There was significant discussion about the burden of the existing MDS 3.0 in SNFs (currently over 40 pages long) and the IRF-PAI in IRFs (now 18 pages long) and how these new measure sets would either supplant or supplement those existing data collection tools. There was also discussion of how the CARE Tool allows data collection across the four settings of PAC. A RAND speaker stated that the CARE Tool “serves as a good first step toward standardization, but the goal is to reach an ideal assessment state for PAC settings.”

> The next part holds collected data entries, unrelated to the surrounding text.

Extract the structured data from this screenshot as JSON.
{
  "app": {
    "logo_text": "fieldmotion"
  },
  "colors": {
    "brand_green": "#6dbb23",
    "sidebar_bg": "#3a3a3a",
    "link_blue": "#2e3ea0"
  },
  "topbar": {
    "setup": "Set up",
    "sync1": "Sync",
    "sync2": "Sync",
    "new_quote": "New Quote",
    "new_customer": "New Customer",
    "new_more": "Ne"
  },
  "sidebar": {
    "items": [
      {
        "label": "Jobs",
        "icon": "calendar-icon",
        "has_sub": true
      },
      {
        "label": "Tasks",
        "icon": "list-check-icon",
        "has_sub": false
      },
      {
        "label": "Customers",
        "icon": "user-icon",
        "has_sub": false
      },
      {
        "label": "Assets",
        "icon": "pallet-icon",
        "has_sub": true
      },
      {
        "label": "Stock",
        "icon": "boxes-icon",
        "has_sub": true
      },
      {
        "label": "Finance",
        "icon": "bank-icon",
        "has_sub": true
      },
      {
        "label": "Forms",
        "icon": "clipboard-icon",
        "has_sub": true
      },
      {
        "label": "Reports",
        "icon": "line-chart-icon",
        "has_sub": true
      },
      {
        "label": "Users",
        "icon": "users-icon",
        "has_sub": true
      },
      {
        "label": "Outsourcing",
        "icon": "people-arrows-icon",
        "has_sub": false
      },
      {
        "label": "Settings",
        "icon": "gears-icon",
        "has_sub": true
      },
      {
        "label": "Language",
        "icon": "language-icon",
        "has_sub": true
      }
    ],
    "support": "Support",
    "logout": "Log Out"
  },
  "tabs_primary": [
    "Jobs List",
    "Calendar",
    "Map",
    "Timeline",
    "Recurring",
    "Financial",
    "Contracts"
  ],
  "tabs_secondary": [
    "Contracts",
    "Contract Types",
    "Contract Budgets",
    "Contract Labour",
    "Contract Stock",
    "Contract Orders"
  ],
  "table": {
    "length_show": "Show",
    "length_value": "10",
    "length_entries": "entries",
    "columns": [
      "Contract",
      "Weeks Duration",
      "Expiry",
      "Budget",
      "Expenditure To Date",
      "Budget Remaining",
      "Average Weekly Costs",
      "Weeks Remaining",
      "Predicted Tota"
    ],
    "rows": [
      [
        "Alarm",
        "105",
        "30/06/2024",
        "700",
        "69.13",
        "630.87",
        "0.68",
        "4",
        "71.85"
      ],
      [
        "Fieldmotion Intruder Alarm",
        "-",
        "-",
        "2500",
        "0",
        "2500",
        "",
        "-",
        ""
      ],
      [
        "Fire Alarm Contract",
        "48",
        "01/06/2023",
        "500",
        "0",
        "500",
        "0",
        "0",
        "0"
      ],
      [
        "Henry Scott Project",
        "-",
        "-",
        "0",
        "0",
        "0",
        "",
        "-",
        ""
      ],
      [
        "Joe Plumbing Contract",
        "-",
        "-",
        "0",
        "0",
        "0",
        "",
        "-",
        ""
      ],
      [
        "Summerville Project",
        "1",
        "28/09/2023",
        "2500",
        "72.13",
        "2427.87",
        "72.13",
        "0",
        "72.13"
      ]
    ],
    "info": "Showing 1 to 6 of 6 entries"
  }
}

Many of the measure sets in each of the seven domains the TEP examined were aimed at collecting similar types of data but the questions in each measure set were often framed or stated differently. Some measurement tools were simply too long to expect them to be feasible and useful in the four PAC settings; other measure sets, such as the cognitive set of measures, were intended to be used as screening tools to ensure that patients with various forms of cognitive deficits caused by conditions such as delirium, dementia, and brain injury were identified in order to be treated later and assessed in greater depth at a subsequent point.
Again, a written report on the TEP’s deliberations is expected to be published by RAND by this summer and the testing phase of optimal measure sets in the seven domains mentioned above is scheduled to begin soon.